NATIONAL SPINNING OPERATIONS L.L.C.
TERMS AND CONDITIONS
The following provisions constitute the terms and conditions which shall apply to this purchase order (the “Purchase Order”) issued by National Spinning Operations, L.L.C. (hereinafter “Buyer”) to the vendor named therein (hereinafter “Seller”). These terms and conditions can only be modified in writing signed by both Buyer and Seller.
1. Seller’s Liability for Defective Deliveries. If any part of the goods delivered hereunder shall be defective or not in accordance with the Purchase Order, written notice given by Buyer to Seller not later than forty-five (45) days after actual discovery of said defect by Buyer, shall constitute timely notice, whether or not said defect be latent or patent and whether or not Buyer has dyed or in any other manner used, processed or changed the form of said goods. In such case, Seller shall be liable for all of Buyer’s damages, including, but not limited to, refund or credit of the purchase price, processing, freight and other expenses incurred by Buyer, any liability of Buyer to its customer, loss of sales and loss of profits incurred by Buyer, and any and all consequential or incidental damages and all other damages of any nature whatsoever, as well as Buyer’s reasonable attorneys’ fees.

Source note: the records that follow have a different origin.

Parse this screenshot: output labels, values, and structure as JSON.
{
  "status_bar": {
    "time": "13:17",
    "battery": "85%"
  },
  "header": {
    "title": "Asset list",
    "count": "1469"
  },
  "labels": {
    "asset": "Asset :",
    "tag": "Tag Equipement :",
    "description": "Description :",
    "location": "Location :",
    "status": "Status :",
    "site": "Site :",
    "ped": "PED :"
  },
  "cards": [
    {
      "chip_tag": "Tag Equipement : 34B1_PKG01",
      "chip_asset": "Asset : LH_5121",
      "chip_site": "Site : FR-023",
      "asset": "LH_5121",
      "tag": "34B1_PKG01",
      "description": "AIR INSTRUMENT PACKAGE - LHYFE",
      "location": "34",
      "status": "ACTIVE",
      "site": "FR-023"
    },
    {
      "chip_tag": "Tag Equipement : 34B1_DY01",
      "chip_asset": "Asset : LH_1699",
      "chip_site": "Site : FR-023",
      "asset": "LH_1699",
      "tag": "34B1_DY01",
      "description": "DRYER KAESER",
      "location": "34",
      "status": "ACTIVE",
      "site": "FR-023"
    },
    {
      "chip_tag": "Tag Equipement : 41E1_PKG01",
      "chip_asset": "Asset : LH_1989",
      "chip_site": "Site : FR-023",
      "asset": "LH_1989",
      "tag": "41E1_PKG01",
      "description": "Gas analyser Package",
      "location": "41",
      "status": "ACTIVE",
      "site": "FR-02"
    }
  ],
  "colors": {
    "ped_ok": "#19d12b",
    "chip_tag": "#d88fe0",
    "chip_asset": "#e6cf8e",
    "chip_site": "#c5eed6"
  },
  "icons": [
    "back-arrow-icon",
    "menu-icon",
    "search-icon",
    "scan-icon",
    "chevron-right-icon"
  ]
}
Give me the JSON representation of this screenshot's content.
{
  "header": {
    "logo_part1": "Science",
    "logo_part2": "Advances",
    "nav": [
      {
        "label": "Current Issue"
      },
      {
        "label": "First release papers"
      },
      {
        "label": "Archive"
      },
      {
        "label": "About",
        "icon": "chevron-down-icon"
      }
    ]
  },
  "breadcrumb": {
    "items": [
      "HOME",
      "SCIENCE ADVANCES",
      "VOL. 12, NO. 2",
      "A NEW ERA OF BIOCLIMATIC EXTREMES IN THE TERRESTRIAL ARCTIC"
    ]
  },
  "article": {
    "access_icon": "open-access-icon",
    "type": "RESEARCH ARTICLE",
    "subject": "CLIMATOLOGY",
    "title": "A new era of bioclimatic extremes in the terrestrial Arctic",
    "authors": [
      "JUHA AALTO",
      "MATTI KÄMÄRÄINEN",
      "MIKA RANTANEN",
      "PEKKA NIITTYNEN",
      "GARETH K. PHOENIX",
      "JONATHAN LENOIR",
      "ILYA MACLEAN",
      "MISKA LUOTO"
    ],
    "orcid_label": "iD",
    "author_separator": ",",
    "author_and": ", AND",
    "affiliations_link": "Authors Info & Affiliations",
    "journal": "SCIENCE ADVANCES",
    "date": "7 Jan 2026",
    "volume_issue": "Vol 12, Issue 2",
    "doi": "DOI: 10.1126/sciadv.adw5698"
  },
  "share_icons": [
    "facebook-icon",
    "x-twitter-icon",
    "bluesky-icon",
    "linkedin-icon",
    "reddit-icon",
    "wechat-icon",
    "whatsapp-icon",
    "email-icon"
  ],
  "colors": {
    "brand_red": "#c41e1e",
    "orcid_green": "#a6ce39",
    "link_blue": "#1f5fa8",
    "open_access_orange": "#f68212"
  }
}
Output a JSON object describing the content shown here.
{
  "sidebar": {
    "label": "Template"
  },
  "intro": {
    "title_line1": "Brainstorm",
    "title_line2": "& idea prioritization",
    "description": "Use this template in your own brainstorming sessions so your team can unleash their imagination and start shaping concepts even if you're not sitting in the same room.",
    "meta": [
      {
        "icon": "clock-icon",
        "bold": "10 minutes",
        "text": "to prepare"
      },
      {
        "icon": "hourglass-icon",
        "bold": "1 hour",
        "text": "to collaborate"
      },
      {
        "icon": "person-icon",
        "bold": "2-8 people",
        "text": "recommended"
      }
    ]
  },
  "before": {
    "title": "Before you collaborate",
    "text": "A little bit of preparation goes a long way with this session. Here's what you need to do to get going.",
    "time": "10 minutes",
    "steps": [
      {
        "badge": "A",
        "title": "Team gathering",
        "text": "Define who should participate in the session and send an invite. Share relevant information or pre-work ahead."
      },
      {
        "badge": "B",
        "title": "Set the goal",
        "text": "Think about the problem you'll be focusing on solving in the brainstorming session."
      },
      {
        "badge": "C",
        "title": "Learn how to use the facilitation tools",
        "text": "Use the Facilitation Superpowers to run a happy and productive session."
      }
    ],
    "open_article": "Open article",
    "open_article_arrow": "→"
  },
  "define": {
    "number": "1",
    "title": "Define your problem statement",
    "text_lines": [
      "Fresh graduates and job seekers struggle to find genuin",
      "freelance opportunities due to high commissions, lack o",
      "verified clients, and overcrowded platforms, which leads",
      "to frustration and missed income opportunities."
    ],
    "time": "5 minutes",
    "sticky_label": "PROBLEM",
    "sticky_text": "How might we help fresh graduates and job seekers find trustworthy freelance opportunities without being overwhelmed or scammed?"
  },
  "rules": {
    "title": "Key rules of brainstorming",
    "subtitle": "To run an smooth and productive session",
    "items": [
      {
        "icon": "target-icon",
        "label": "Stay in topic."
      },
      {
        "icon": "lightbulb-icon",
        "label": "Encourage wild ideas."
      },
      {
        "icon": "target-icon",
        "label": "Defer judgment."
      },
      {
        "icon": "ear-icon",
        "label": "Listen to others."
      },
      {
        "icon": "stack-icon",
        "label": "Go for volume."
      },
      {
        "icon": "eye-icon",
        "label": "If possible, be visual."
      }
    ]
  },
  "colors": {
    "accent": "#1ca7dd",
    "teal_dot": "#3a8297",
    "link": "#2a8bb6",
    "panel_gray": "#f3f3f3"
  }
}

2. Defense of Suit. Seller hereby agrees to defend any suit or proceeding brought against Buyer so far as based on a claim that any apparatus, or any part thereof, or any chemical product per se, furnished under the Purchase Order constitutes an infringement of any patent or any design patent of the United States of America, if notified promptly in writing and given authority, information and assistance (at Seller’s expense) for the defense of same, and Seller shall pay any and all damages and costs awarded therein against the Buyer. In the event said apparatus, or any part thereof, or said chemical product per se, is in such suit or proceeding held to constitute infringement and the use of said apparatus, or part thereof or chemical product per se is enjoined, Seller shall, at its own expense, either procure for Buyer the right to continue using said apparatus or part thereof or chemical product per se, or replace same with non-infringing apparatus or part thereof or chemical product per se, or modify it so it becomes non-infringing, or remove said apparatus or chemical product per se and refund the full purchase price and all of Buyer’s transportation, installation and all other costs relating thereto.
3. Arbitration. Any controversy arising out of or relating to the Purchase Order shall be resolved by binding arbitration in the City of Greenville, North Carolina pursuant to the Rules of Commercial Arbitration including the Supplementary Procedures for Arbitration Involving the Textiles and Apparel Industries then obtaining of the American Arbitration Association. The arbitrators sitting in any such controversy shall have no power to alter or modify any express provision of these Terms and Conditions or the Purchase Order or to render any award which by its terms effects any such alteration or modification. The parties consent to the application of the North Carolina or Federal Arbitration Statutes and to the jurisdiction of the Superior Court of Pitt County, North Carolina or the United States District Court for the Eastern District of North Carolina for all purposes in connection with this agreement to arbitrate. The parties further consent that any process or notice of motion or other application to either of said Courts or a Judge thereof may be served inside or outside the State or Eastern District of North Carolina by registered or certified mail return receipt requested, or by personal service, provided a reasonable time for appearance is allowed, or in such other manner as may be permissible under the Rules of said Court. Judgment on the award may be enforced by any court of competent jurisdiction.
4. Consolidation. If Buyer’s customer has, or does, commence an arbitration against Buyer arising out of the sale by Buyer of any goods made in whole or in part of the goods delivered hereunder, and whether or not processed in any manner by Buyer before such delivery to its customer, Buyer may, at its option, consolidate any arbitration under Paragraph 3 with any arbitration between Buyer and Buyer’s customer and Seller hereby consents to such consolidation.
5. Governing Law. These Terms and Conditions and the Purchase Order shall be governed by and construed in accordance with the State of North Carolina’s version of Article 2 of the Uniform Commercial Code on Sales (the “UCC”) or, to the extent not specifically covered by the UCC, then by other laws of the State of North Carolina in force and effect from time to time.